Hinsdale Lighting also began partnering with other local businesses that cater to the same clientele, such as a cabinet shop and a kitchen and bath showroom. “There is no financial obligation. All we did was some horse trading,” Lang says.
Establishing a successful lighting showroom was just the first step. A much harder endeavor is to remain top-of-mind when designers and homeowners are looking for lighting.
Besides holding lunch-and-learn designer forums, a member of the Hinsdale Lighting staff – which includes an architect and three degreed designers – also teaches a lighting seminar each semester at a local community college and supports the program with materials, specification answers, and experience.

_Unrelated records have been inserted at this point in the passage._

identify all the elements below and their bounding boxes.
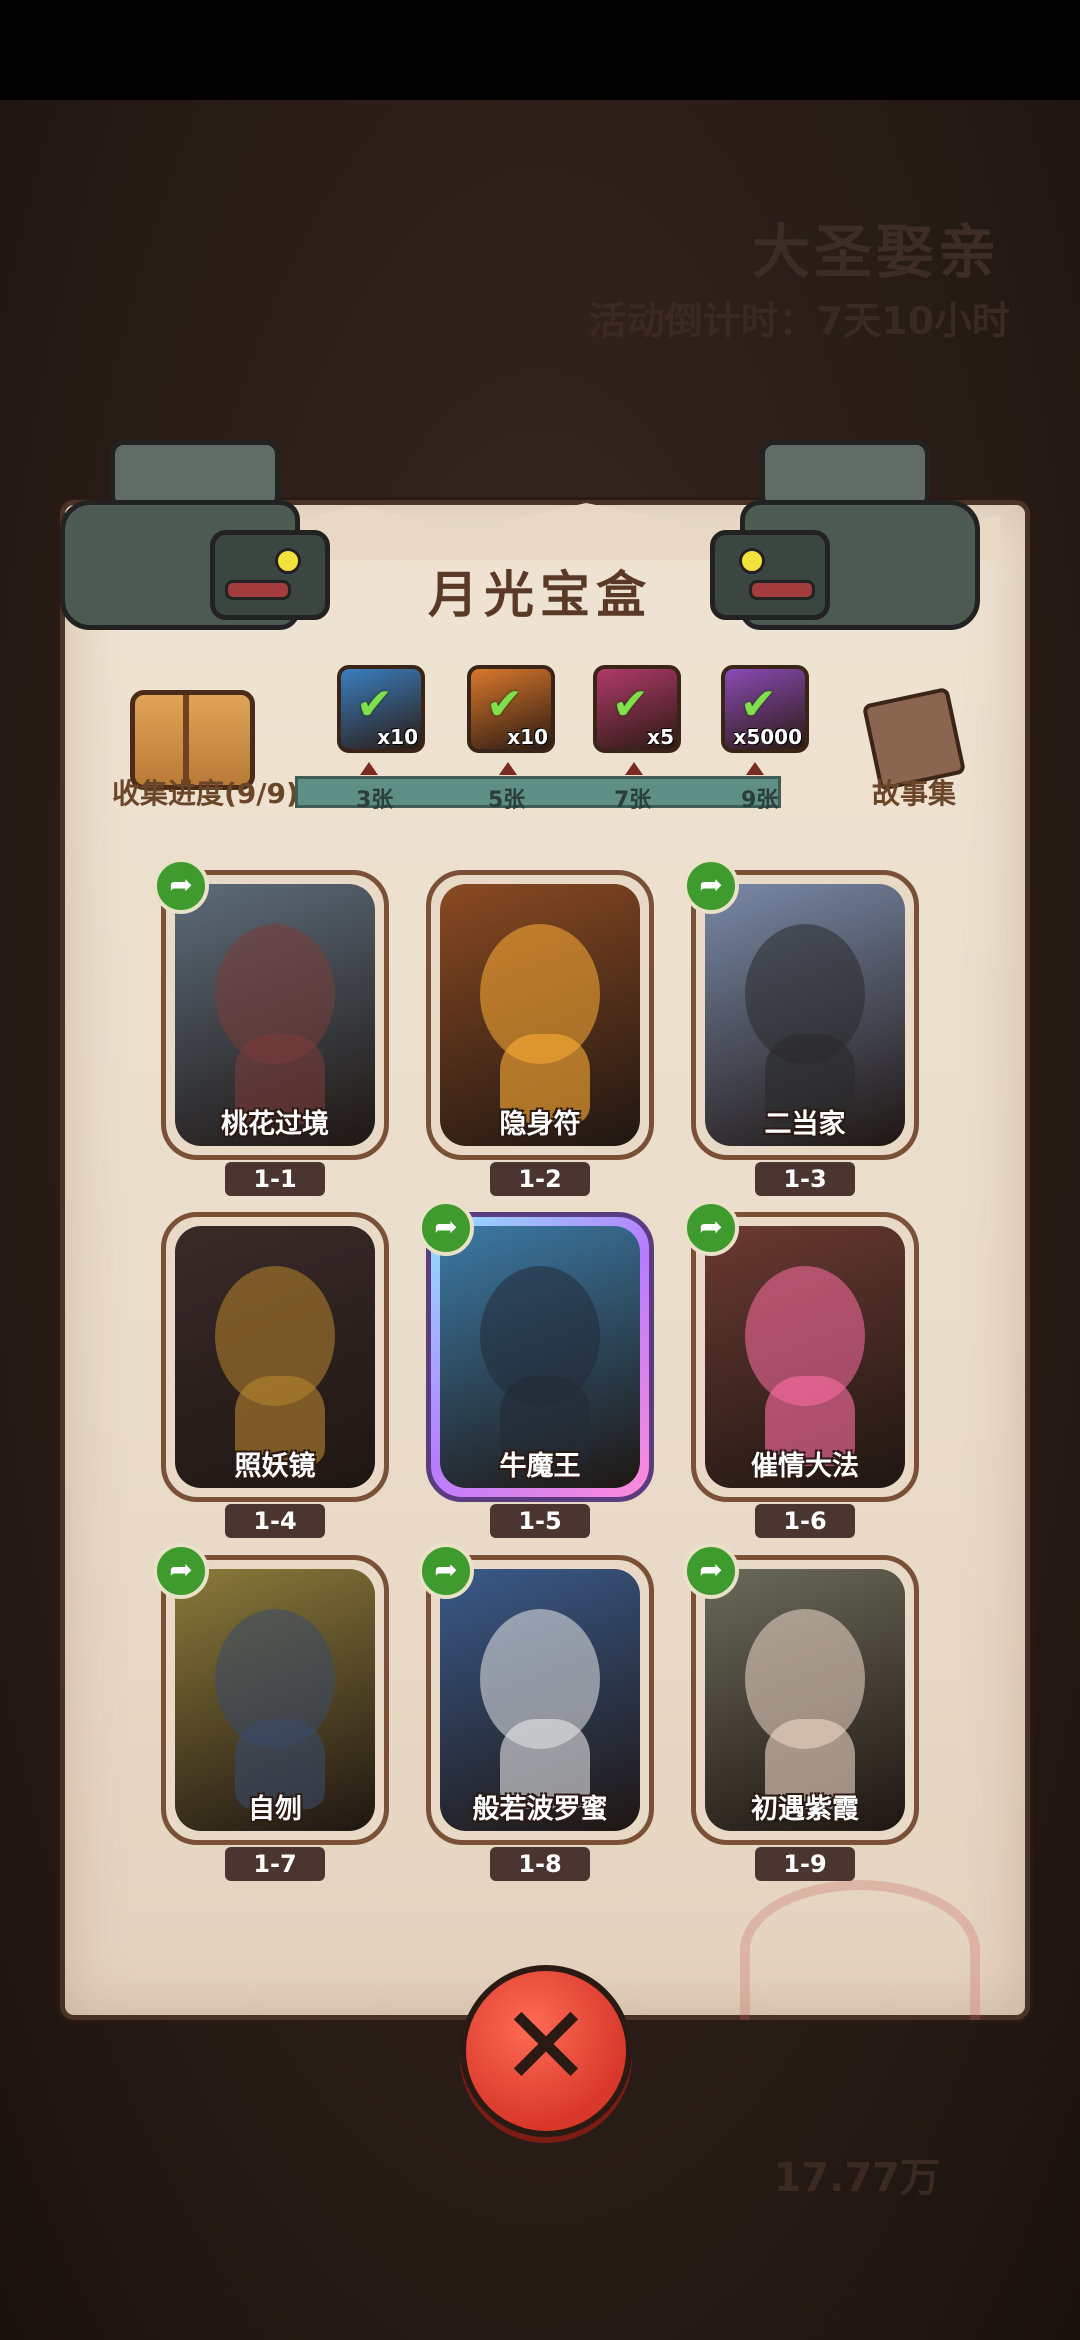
card-title: 牛魔王 — [499, 1451, 581, 1482]
story-card[interactable]: 般若波罗蜜 1-8 ➦ — [418, 1543, 654, 1881]
reward-gem-icon[interactable]: ✔ x5 — [593, 665, 681, 753]
close-button[interactable]: ✕ — [460, 1965, 632, 2137]
status-bar — [0, 0, 1080, 100]
reward-key-icon[interactable]: ✔ x10 — [467, 665, 555, 753]
reward-gold-ingot-icon[interactable]: ✔ x5000 — [721, 665, 809, 753]
reward-qty: x5000 — [733, 725, 802, 749]
milestone-label: 3张 — [356, 788, 394, 813]
card-title: 桃花过境 — [221, 1109, 329, 1140]
card-title: 二当家 — [764, 1109, 846, 1140]
milestone-label: 9张 — [741, 788, 779, 813]
card-title: 照妖镜 — [234, 1451, 316, 1482]
reward-qty: x10 — [377, 725, 418, 749]
share-icon[interactable]: ➦ — [683, 858, 739, 914]
card-title: 催情大法 — [751, 1451, 859, 1482]
share-icon[interactable]: ➦ — [683, 1543, 739, 1599]
story-card[interactable]: 二当家 1-3 ➦ — [683, 858, 919, 1196]
story-card[interactable]: 桃花过境 1-1 ➦ — [153, 858, 389, 1196]
event-timer: 活动倒计时：7天10小时 — [588, 299, 1010, 343]
card-title: 初遇紫霞 — [751, 1794, 859, 1825]
close-x-icon: ✕ — [499, 1982, 593, 2110]
story-card[interactable]: 初遇紫霞 1-9 ➦ — [683, 1543, 919, 1881]
reward-qty: x10 — [507, 725, 548, 749]
milestone-marker — [499, 762, 517, 775]
check-icon: ✔ — [612, 679, 649, 730]
reward-qty: x5 — [647, 725, 674, 749]
milestone-label: 7张 — [614, 788, 652, 813]
share-icon[interactable]: ➦ — [153, 1543, 209, 1599]
card-title: 自刎 — [248, 1794, 302, 1825]
check-icon: ✔ — [356, 679, 393, 730]
story-card[interactable]: 隐身符 1-2 — [426, 870, 654, 1196]
share-icon[interactable]: ➦ — [418, 1200, 474, 1256]
milestone-marker — [360, 762, 378, 775]
story-card[interactable]: 照妖镜 1-4 — [161, 1212, 389, 1538]
share-icon[interactable]: ➦ — [418, 1543, 474, 1599]
story-collection-label[interactable]: 故事集 — [872, 772, 956, 812]
milestone-marker — [746, 762, 764, 775]
card-number: 1-4 — [225, 1504, 325, 1538]
card-number: 1-5 — [490, 1504, 590, 1538]
story-card[interactable]: 自刎 1-7 ➦ — [153, 1543, 389, 1881]
reward-treasure-chest-icon[interactable]: ✔ x10 — [337, 665, 425, 753]
collection-progress-label: 收集进度(9/9) — [112, 777, 299, 810]
card-number: 1-3 — [755, 1162, 855, 1196]
story-card[interactable]: 牛魔王 1-5 ➦ — [418, 1200, 654, 1538]
share-icon[interactable]: ➦ — [683, 1200, 739, 1256]
check-icon: ✔ — [740, 679, 777, 730]
share-icon[interactable]: ➦ — [153, 858, 209, 914]
panel-title: 月光宝盒 — [428, 566, 652, 624]
card-number: 1-8 — [490, 1847, 590, 1881]
check-icon: ✔ — [486, 679, 523, 730]
card-number: 1-7 — [225, 1847, 325, 1881]
card-number: 1-6 — [755, 1504, 855, 1538]
card-title: 隐身符 — [499, 1109, 581, 1140]
story-card[interactable]: 催情大法 1-6 ➦ — [683, 1200, 919, 1538]
card-number: 1-9 — [755, 1847, 855, 1881]
seal-stamp-icon — [740, 1880, 980, 2020]
event-title: 大圣娶亲 — [751, 218, 1000, 286]
card-number: 1-2 — [490, 1162, 590, 1196]
card-title: 般若波罗蜜 — [472, 1794, 608, 1825]
coin-amount: 17.77万 — [773, 2155, 940, 2201]
milestone-label: 5张 — [488, 788, 526, 813]
milestone-marker — [625, 762, 643, 775]
card-number: 1-1 — [225, 1162, 325, 1196]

This effort supports the community and earns business as students enter the marketplace as design professionals.
The store has created a Designers First tiered loyalty program and educational series for designers. Trade accounts can log in to the store’s Web site, create customer quotes, and email photos and pricing directly to clients. This program does not charge a restocking fee for qualified designers, who in turn have access to returned open-box product at net pricing. Most importantly, Designers First gives trade professionals a preview of custom products and antiques before they are displayed in the showroom.
Realizing that technology is a handy tool for both trade professionals and homeowners, Hinsdale Lighting is fully controlled by wall-integrated iPads that demonstrate lighting scenes, control color temperature, and operate window shades through Lutron’s RadioRA2 system. In the bath section, customers can add and subtract layers of light to find a perfect match. The built-in kitchen allows customers to observe various undercabinet lighting options, such as Diode LED tape, Juno Pro xenon undercabinet, and Legrand’s new Adorne line. The large kitchen island is used during design meetings and is close to the large-screen TV that allows Hinsdale Lighting consultants to display architectural plans and photos for clients.
Throughout the showroom, pricing is displayed in acrylic frames featuring the price and picture of the item, dimensions, and a QR code that can be read by any smart phone. The QR code launches the corresponding product page on Hinsdale Lighting’s Web site with additional product details which can be saved to a Wish List, emailed, or placed on order immediately.
Lang has also made a point of becoming involved in the American Lighting Association (ALA) in order to further her lighting education plus network with her lighting showroom peers. Learning an entirely new industry has been a process for this former teacher, and also has been rewarding.
“I always seem to go to the most expensive school to learn life lessons – it’s never the community school,” she jokes. Lang’s hard work has paid off this year with a nomination, and then earning Finalist status for this year’s prestigious ARTS Awards which will be announced during the January International Lighting Market in Dallas.